Over the weekend, we college basketball fans learned of a relatively momentous thing: Indiana athletic director Fred Glass sent Bob Knight a handwritten invitation to the school's Hall of Fame induction ceremony, where Knight is going to be honored for his sporting contributions to Indiana University. Such an honor is a long time coming, and is the product of a whole new batch of people -- different president, different AD, and perhaps most importantly, different basketball coach -- in powerful positions at the school.
But just because you invite someone to something doesn't mean they'll show up. (I mean, I invite this guy Ryan to my birthday party every year, but I never actually want him to be there.) Knight is an irascible sort. He basically refuses to even mention Indiana when he's around a microphone no matter how many times Dick Vitale screams about naming Assembly Hall after him (after Knight) on ESPN College Gameday. Knight just sort of stares and doesn't say anything, and Rece Davis awkwardly moves the show along.
But if there's a chance Knight will ever come back to Bloomington, this is it. There are a couple of reasons for this.
• Fred Glass isn't messing around: Knight has plenty of friends left in Bloomington, and one of them is former Bloomington Herald-Times sports editor Bob Hammel, who has agreed to help Glass in his mission. It's hard to describe just how close Hammel and Knight were during Knight's heyday; John Feinstein's famous Season On The Brink captures Hammel and Knight as best friends whose respective duties never seemed to interfere with their closeness. (An argument about the journalistic ethics of being best friends with the prime subject of your coverage is for another day, I suppose, but let's just say it's more than a little questionable.) But anyway, if anyone can help convince Knight that now's the time to come back -- that they're getting too old for all this anger -- it's Hammel.

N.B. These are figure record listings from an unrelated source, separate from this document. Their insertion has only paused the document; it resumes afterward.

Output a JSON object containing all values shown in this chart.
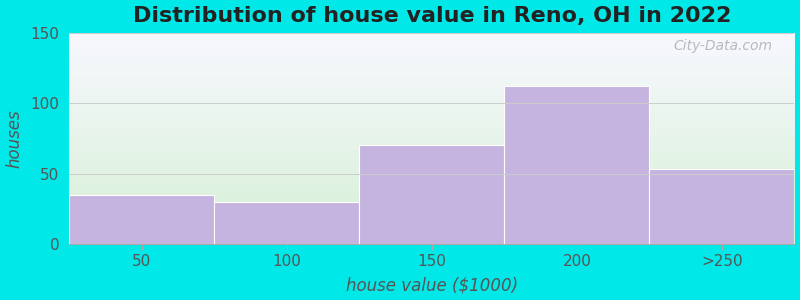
{
  "title": "Distribution of house value in Reno, OH in 2022",
  "xlabel": "house value ($1000)",
  "ylabel": "houses",
  "categories": [
    "50",
    "100",
    "150",
    "200",
    ">250"
  ],
  "values": [
    35,
    30,
    70,
    112,
    53
  ],
  "bar_color": "#c5b3e0",
  "ylim": [
    0,
    150
  ],
  "yticks": [
    0,
    50,
    100,
    150
  ],
  "background_color": "#00e8e8",
  "plot_bg_top": "#d6f0d6",
  "plot_bg_bottom": "#f8f8ff",
  "title_fontsize": 16,
  "axis_label_fontsize": 12,
  "tick_fontsize": 11,
  "watermark_text": "City-Data.com",
  "bar_width": 1.0,
  "figure_width": 8.0,
  "figure_height": 3.0,
  "dpi": 100
}
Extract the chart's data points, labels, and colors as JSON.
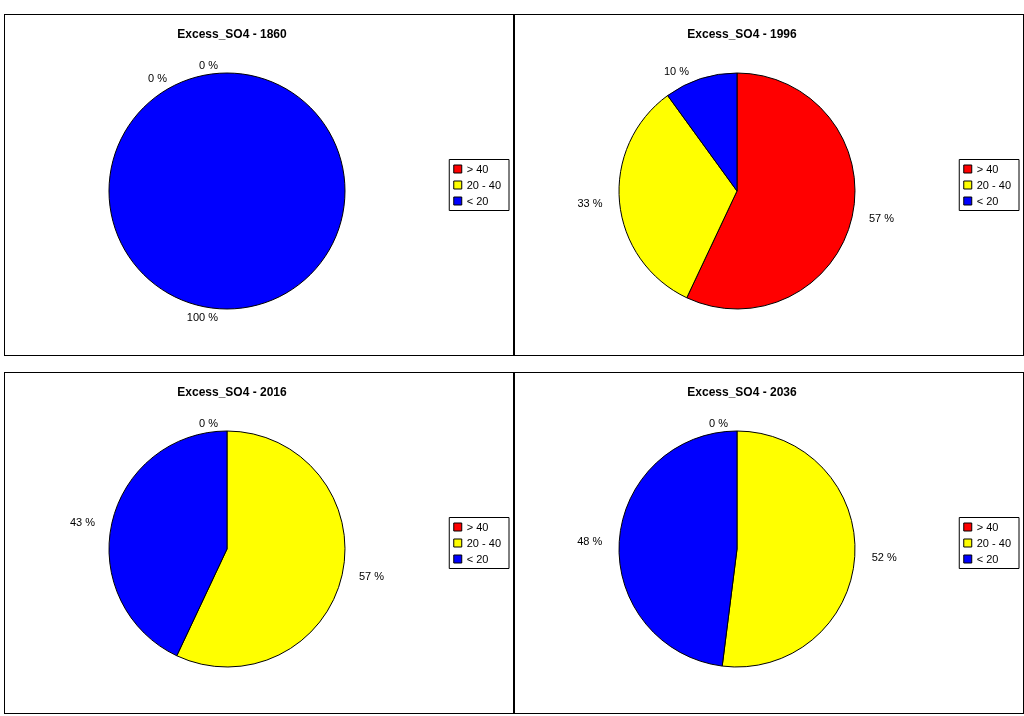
{
  "chart_data": [
    {
      "type": "pie",
      "title": "Excess_SO4 - 1860",
      "categories": [
        "> 40",
        "20 - 40",
        "< 20"
      ],
      "values": [
        0,
        0,
        100
      ],
      "value_labels": [
        "0 %",
        "0 %",
        "100 %"
      ],
      "colors": [
        "#ff0000",
        "#ffff00",
        "#0000ff"
      ],
      "legend": "right"
    },
    {
      "type": "pie",
      "title": "Excess_SO4 - 1996",
      "categories": [
        "> 40",
        "20 - 40",
        "< 20"
      ],
      "values": [
        57,
        33,
        10
      ],
      "value_labels": [
        "57 %",
        "33 %",
        "10 %"
      ],
      "colors": [
        "#ff0000",
        "#ffff00",
        "#0000ff"
      ],
      "legend": "right"
    },
    {
      "type": "pie",
      "title": "Excess_SO4 - 2016",
      "categories": [
        "> 40",
        "20 - 40",
        "< 20"
      ],
      "values": [
        0,
        57,
        43
      ],
      "value_labels": [
        "0 %",
        "57 %",
        "43 %"
      ],
      "colors": [
        "#ff0000",
        "#ffff00",
        "#0000ff"
      ],
      "legend": "right"
    },
    {
      "type": "pie",
      "title": "Excess_SO4 - 2036",
      "categories": [
        "> 40",
        "20 - 40",
        "< 20"
      ],
      "values": [
        0,
        52,
        48
      ],
      "value_labels": [
        "0 %",
        "52 %",
        "48 %"
      ],
      "colors": [
        "#ff0000",
        "#ffff00",
        "#0000ff"
      ],
      "legend": "right"
    }
  ]
}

Glass was wise to recruit Hammel to the cause.
• In recent years, Knight has shown a rapidly increasing ability to embrace forces he once so frequently collided with. The easiest example is ESPN. Knight once mercilessly insulted journalists at his press conferences, and even when he didn't have a TV-ready quip he was just flat mean. He apparently had zero respect for sports journalism. He hated it. And now, he is one of them.
This Indiana thing could arguably require even less of a reversal on Knight's part. Far as I can remember -- and who knows what Knight's said in private -- he's never said never to a return to Indiana. He just hasn't addressed the subject. And with a whole new batch of people in place, and a clear invitation not only from Indiana's fans but from the current administration itself, it wouldn't be that much of a leap.
Maybe Knight's still really angry, but if so, he's angry at the wrong things. The abstract, nebulous institution that is Indiana University didn't fire him. People did. Probably rightfully so. But if there was ever a time to forget those details and revel in honoring a fantastic (and fantastically flawed) college basketball coach, now is the time.